As so often in life,
beauty difficulty is in the eye of the beholder.
Spelling bees in Hungarian, often called “the most difficult language in the world”, would be a total snoozefest as the language is phonetic. That means that every letter, or combination of letters (like ly and dy), corresponds with the same sound in 99% of all cases.Take that English!
Mandarin Chinese, again “notoriously hard”, has no tenses. That means you don’t need to do anything special with your verb when something happened in the past or will happen in the future. You basically say the Chinese equivalent of “tomorrow (明天) I go to the doctor” and “yesterday (昨天) I go to the doctor”. Easy peasy!
Yet, of course there are languages that will come easier to you personally, for example:
1. Your mother tongue
You basically get this one for free. Well no, you don’t, but you don’t remember the hard work that went into it. You didn’t lose face because you mispronounced a word or your construction was a bit off. Your fellow kindergartners could not have cared any less, even if they had known how to.

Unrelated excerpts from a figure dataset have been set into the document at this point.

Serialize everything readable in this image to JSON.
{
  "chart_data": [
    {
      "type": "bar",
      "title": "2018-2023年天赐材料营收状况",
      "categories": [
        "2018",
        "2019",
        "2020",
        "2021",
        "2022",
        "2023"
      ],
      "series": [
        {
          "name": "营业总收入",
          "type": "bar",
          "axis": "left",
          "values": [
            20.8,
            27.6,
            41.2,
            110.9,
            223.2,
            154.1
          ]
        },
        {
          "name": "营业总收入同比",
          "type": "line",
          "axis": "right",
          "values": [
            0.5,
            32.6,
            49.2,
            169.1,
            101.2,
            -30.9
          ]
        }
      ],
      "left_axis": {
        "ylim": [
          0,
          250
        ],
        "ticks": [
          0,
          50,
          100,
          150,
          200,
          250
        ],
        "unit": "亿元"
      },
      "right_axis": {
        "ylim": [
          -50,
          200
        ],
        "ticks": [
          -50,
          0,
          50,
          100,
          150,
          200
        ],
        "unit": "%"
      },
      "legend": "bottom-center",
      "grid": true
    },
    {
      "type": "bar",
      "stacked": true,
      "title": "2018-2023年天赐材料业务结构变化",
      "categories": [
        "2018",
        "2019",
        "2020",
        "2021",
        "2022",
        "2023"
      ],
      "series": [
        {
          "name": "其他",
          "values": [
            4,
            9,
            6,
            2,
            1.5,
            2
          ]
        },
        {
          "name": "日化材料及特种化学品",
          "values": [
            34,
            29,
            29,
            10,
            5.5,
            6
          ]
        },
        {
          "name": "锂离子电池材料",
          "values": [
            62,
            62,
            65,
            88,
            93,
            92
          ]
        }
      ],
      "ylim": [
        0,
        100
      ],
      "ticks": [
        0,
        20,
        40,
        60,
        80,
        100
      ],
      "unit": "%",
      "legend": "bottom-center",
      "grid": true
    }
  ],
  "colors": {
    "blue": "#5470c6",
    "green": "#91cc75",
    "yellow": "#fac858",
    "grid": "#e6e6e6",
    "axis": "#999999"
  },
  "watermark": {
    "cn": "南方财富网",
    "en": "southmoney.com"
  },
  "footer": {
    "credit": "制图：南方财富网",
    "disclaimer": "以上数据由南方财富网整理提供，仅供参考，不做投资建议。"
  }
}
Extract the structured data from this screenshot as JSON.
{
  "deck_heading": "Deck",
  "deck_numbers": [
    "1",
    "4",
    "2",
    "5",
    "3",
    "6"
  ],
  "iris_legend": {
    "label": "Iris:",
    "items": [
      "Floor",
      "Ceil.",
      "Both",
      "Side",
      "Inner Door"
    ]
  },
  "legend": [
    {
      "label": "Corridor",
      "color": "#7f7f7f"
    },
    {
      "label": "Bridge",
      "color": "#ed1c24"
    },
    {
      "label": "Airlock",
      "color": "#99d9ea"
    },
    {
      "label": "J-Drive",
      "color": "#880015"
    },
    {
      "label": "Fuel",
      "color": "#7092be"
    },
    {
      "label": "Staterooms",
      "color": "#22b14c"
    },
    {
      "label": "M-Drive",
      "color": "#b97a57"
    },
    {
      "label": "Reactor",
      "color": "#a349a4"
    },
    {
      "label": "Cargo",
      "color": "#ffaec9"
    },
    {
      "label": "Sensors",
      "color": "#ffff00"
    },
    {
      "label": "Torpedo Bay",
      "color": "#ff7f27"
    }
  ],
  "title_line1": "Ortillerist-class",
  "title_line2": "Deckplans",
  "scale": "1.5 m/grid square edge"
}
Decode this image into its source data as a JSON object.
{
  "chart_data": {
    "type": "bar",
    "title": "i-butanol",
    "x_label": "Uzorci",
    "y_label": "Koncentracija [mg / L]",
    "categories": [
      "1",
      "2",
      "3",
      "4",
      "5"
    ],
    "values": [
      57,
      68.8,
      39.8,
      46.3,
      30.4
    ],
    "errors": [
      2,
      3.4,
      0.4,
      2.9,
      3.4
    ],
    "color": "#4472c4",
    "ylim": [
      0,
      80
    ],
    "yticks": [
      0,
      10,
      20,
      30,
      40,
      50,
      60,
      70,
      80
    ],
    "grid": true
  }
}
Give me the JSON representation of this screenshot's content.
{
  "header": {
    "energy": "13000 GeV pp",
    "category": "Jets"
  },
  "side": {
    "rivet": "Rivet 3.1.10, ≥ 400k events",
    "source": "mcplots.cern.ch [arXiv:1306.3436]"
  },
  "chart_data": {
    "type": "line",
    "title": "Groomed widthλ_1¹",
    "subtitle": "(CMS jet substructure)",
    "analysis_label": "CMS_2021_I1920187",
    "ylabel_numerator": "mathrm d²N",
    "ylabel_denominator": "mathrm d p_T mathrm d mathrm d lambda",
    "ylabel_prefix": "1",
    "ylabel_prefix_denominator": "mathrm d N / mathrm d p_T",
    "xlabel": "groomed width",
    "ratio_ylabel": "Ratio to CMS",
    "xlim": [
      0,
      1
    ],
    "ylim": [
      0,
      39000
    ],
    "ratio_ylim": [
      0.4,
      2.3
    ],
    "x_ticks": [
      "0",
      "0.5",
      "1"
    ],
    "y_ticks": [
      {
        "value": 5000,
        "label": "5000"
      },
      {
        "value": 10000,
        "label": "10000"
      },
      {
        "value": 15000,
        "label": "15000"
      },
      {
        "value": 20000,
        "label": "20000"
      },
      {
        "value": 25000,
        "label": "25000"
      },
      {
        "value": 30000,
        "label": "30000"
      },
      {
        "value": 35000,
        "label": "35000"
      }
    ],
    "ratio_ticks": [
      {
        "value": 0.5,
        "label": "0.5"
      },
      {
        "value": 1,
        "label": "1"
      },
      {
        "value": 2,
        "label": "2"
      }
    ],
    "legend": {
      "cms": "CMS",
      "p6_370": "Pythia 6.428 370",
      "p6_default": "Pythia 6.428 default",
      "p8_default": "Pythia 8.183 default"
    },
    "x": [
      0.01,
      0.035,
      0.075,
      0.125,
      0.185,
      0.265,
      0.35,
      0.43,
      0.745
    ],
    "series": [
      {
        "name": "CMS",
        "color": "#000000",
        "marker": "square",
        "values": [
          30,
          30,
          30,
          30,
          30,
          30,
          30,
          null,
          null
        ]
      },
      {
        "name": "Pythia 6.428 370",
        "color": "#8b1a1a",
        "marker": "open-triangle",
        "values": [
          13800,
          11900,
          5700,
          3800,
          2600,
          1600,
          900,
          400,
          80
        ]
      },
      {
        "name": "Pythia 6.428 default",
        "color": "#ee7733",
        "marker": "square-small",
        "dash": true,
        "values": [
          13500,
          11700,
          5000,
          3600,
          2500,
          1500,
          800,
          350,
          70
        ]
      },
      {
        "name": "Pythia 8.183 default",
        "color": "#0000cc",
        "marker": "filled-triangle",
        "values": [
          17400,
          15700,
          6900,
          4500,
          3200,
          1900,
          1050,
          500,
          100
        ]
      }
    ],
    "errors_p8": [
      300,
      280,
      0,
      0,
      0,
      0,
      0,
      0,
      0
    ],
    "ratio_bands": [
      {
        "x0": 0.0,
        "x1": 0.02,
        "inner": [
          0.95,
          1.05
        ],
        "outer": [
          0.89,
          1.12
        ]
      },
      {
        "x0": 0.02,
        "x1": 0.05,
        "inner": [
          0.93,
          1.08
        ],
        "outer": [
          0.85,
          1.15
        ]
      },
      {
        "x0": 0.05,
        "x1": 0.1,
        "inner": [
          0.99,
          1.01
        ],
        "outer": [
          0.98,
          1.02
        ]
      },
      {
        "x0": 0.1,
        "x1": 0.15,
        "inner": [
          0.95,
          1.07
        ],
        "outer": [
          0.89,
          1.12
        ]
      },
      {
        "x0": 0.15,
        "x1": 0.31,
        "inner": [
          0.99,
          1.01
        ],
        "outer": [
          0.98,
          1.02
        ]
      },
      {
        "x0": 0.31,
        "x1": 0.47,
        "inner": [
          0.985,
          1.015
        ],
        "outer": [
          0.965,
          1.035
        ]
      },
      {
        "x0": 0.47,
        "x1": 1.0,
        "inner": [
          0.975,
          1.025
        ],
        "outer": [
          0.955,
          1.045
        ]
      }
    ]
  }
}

2. Languages that are close to your mother tongue
Most other languages share some words and grammar with other language so that learning those languages becomes a lot easier. I love this visual representation of languages spoken in Europe. Look at poor Hungarian and Finnish, they don’t get to go in the big Indo-European tree (plus the added drama of those two cats longingly staring at the big tree).
3. Popular languages
English is ridiculously difficult, if you think about it. The sound /tu/ can be written as ‘to’, ‘two’ and ‘too’ and you have no way of knowing which one it is before you learn its meaning.
But… you can read and listen to it anywhere you go and speak it to about 1,500 million people.
Note: According to a die-hard Esperanto speaker I know, Esperanto is about to take its place. It’s still roughly 1,498 million speakers behind as of date, but keep the dream alive!
4. Languages that you like or have a special connection with
Swedish has the same conjugation for all persons (= I, you, he/she/it, we, you, they), which a lot of learners find very handy (myself included).
However, that handy tidbit of information is of no use whatsoever to you if you want to read your favourite manga in Japanese, want to impress the parents of your Italian girlfriend or have to learn Mandarin Chinese to do business.
So stop browsing those ill-researched top 10 lists on the internet and just learn the language you want or need.
*It has been brought to my attention that Koreans learning Japanese and vice versa have an ‘unfair’ advantage too (even though they are supposedly not related) as there are major similaraties between the two languages both in vocabulary and in grammar.